Hérodote, l’historien grecque, raconte, dans l’une de ses nombreuses histoires qui rendirent son travail d’historien si divertissant, comment le Roi de Lydie avait une femme magnifique, tellement magnifique qu’il ne pouvait s’empêcher de se vanter à son sujet auprès de son aide, Gygès. Il faisait sans fin l’éloge de sa beauté, et comme si cela ne suffisait pas, il dit un jour à son aide que, puisque les mots des hommes sont soufflés par le vent, il voulait qu’il la vie nue de ses propre yeux. L’aide, stupéfait, se sentit mal à l’aise. En aucune manière, il ne souhaitait voir la femme du Roi nue de ses propres yeux, et plus encore, son corps tout entier se rebellait contre cette idée, et il en fit part au Roi. Mais le Roi insiste et lui dit qu’il n’a rien à craindre, car il passera complètement inaperçu. L’aide continue en faisant montre du même sentiment de rejet, mais néanmoins écoute le Roi lorsque celui-ci lui explique comment il devra procéder pour voir la Reine nue sans être remarqué. Il devra se placer derrière un rideau, près duquel se trouve une chaise que la Reine utilise pour déposer ses vêtements, au moment de se déshabiller pour aller au lit avec le Roi. De cet endroit, il aura une chance de la voir et il devra ensuite se retirer furtivement.

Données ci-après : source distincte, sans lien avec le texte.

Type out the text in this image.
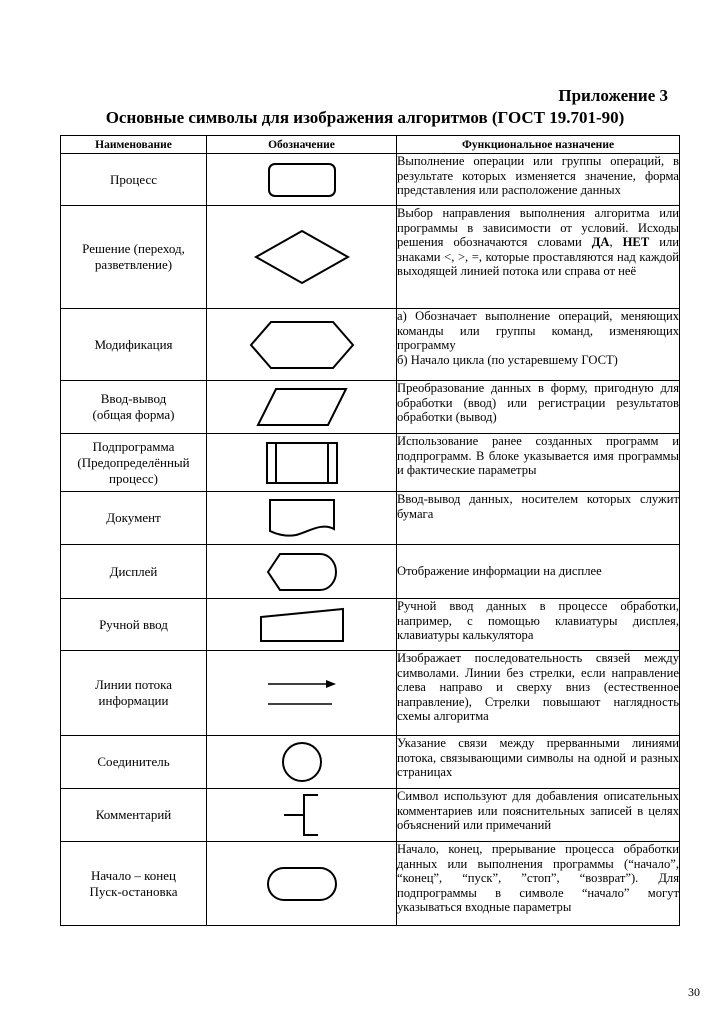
Приложение 3
Основные символы для изображения алгоритмов (ГОСТ 19.701-90)
Наименование	Обозначение	Функциональное назначение
Процесс		Выполнение операции или группы операций, в результате которых изменяется значение, форма представления или расположение данных
Решение (переход, разветвление)		Выбор направления выполнения алгоритма или программы в зависимости от условий. Исходы решения обозначаются словами ДА, НЕТ или знаками <, >, =, которые проставляются над каждой выходящей линией потока или справа от неё
Модификация		а) Обозначает выполнение операций, меняющих команды или группы команд, изменяющих программу
б) Начало цикла (по устаревшему ГОСТ)

Ввод-вывод
(общая форма)		Преобразование данных в форму, пригодную для обработки (ввод) или регистрации результатов обработки (вывод)

Подпрограмма
(Предопределённый
процесс)		Использование ранее созданных программ и подпрограмм. В блоке указывается имя программы и фактические параметры
Документ		Ввод-вывод данных, носителем которых служит бумага
Дисплей		Отображение информации на дисплее
Ручной ввод		Ручной ввод данных в процессе обработки, например, с помощью клавиатуры дисплея, клавиатуры калькулятора

Линии потока
информации		Изображает последовательность связей между символами. Линии без стрелки, если направление слева направо и сверху вниз (естественное направление), Стрелки повышают наглядность схемы алгоритма
Соединитель		Указание связи между прерванными линиями потока, связывающими символы на одной и разных страницах
Комментарий		Символ используют для добавления описательных комментариев или пояснительных записей в целях объяснений или примечаний

Начало – конец
Пуск-остановка		Начало, конец, прерывание процесса обработки данных или выполнения программы (“начало”, “конец”, “пуск”, ”стоп”, “возврат”). Для подпрограммы в символе “начало” могут указываться входные параметры
30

Gygès ne souhaite en aucune manière mettre en oeuvre ce que le Roi propose, mais incapable de lui désobéir, il se cache finalement derrière le rideau. La Reine s’approche de la chaise, mais tandis qu’elle commence à se déshabiller, elle aperçoit l’aide qui regarde à la dérobée. Elle ne semble pas surprise, et n’émet pas un son, ne prononce même une parole à l’attention du Roi. Le jour suivant, elle fait venir l’aide dans ses quartiers, ne laissant rien supposer d’autre qu’une démarche de routine, et quand Gygès se présente, elle lui dit qu’il a commis une faute scandaleuse, car personne, fut-ce un homme ou une femme, ne devait être vue nue contre sa volonté — conformément aux lois en vigueur dans le royaume— et elle ajouta, qu’ayant obéi aveuglément aux souhaits du Roi, il se trouvait maintenant confronté au choix suivant : il devait tuer le Roi et l’épouser ou bien se tuer lui-même.
De toute évidence, l’aide opta pour la première alternative. Nous ne savons pas ce que connaissait Hérodote à propos du voyant intérieur, certainement en avait-il fait l’expérience, car il semblerait que ce voyant — disposition humaine naturelle — se soit réduit de plus en plus avec ce que l’on appelle le progrès de l’espèce humaine.
Il est intéressant de constater que Hérodote fait référence à l’obéissance aveugle de Gygès. Aveugle, car l’aide ne voit pas les conséquences que ses actions pourraient engendrer sur lui-même, et qu’il n’écoute pas non plus son propre sentiment de dégoût pour ce qu’il s’apprête à faire, sentiment qu’il l’aurait probablement conduit à trouver un moyen de sortir de cette situation. La peur de désobéir au Roi prévalut en lui, peur de quelques idées ou hantises d’être puni, et ainsi il obéit aveuglément, réduisant son voyant intérieur au néant.